2577 sayılı İdari Yargılama Usulü Kanunu’nun 31. maddesinin yargılama giderleri konusunda yollama yaptığı 6100 sayılı Hukuk Muhakemeleri Kanunu’nun 323. maddesinde, avukatlık ücretinin yargılama giderlerine dahil olduğu; 326. maddesinde ise, avukatlık ücretinin de aralarında bulunduğu yargılama giderlerinin, aleyhine hüküm verilen taraftan alınmasına karar verileceği belirtilmiştir.

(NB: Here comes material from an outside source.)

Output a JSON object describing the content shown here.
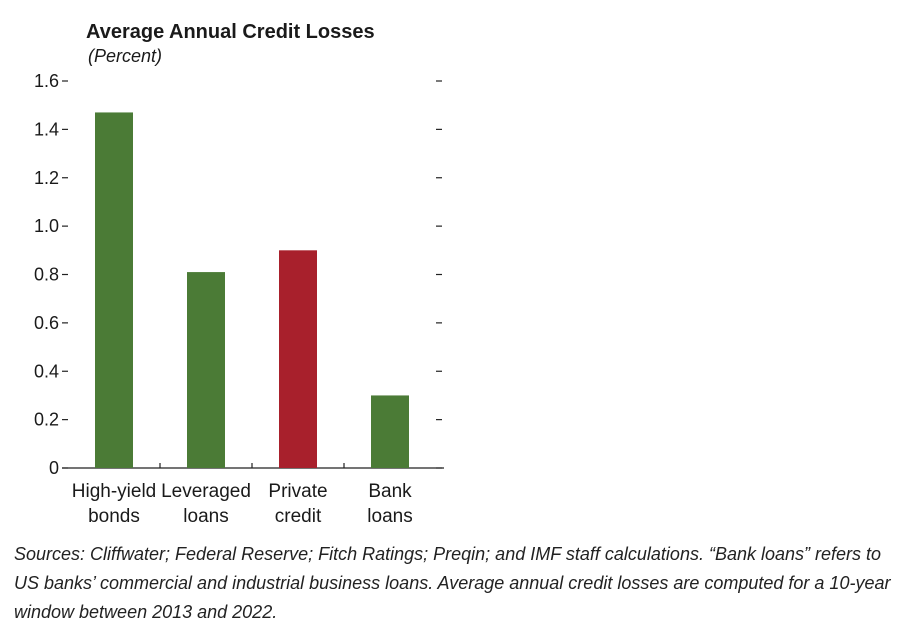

Taraf vekillerinin, hangi aşamada olursa olsun dava takibi ile görevlendirilmesi halinde, vekille temsil edilme hukukunun ve vekilin de yasal yetki ve sorumluluklarının devreye gireceği, bu muhataplık ve vekalet ilişkisinin yargılamanın seyrini değiştirebileceği, ayrıca uyuşmazlığın kanun yolları aşamasını takip sorumluluğu da göz önüne alındığında, avukatlık asgari ücret tarifesinde öngörülen ücrete hak kazanılacağı açıktır.
Diğer taraftan, re’sen araştırma ilkesinin geçerli olduğu idari yargıda, davalı idarelerce savunmanın süresinde verilmemiş olması, dosyanın tekemmül ederek karara bağlanması ve sadece süresinde verilecek savunma dilekçeleriyle talep edilebilecek hakların karşılanması açılarından önem arz etmekte olup; devam eden yargılama sırasında, süresinden sonra da olsa verdikleri savunma dilekçeleriyle yargılamaya katkıda bulunan ve vekil sıfatıyla davalı idareleri temsil eden, bu suretle de hukuki yardımda bulunan avukatların, davalı idare lehine sonuçlanan davada avukatlık ücretinden mahrum edilmesinin hukuki bir dayanağı da bulunmamaktadır.
Somut olayda, davalı idareleri temsil eden hukuk müşavirleri/avukatlar tarafından, her ne kadar yasal süresi içinde savunma dilekçesi sunulmamış ise de, dava savunma dilekçeleri ve eklerinde sunulan bilgi ve belgeler doğrultusunda karara bağlanmış, davada davalı idareler avukatları ile temsil edilmiş, kanun yolu aşamalarında davalı idareleri temsil eden vekillerin davayı takip sorumluluğu devam etmiş ve bu kapsamda dosyaya temyiz dilekçeleri sunulmuştur. Bu nedenle, uyuşmazlıkta vekil ile temsil olunan davalı idareler lehine Avukatlık Asgari Ücret Tarifesinin zikrolunan hükümleri uyarınca vekalet ücretine hükmedilmesi gerekmektedir.
Bu itibarla, davacının temyiz talebinin kısmen reddi ile, Daire kararının vekalet ücretine ilişkin kısmının onanması gerektiği oyuyla, karara katılmıyoruz.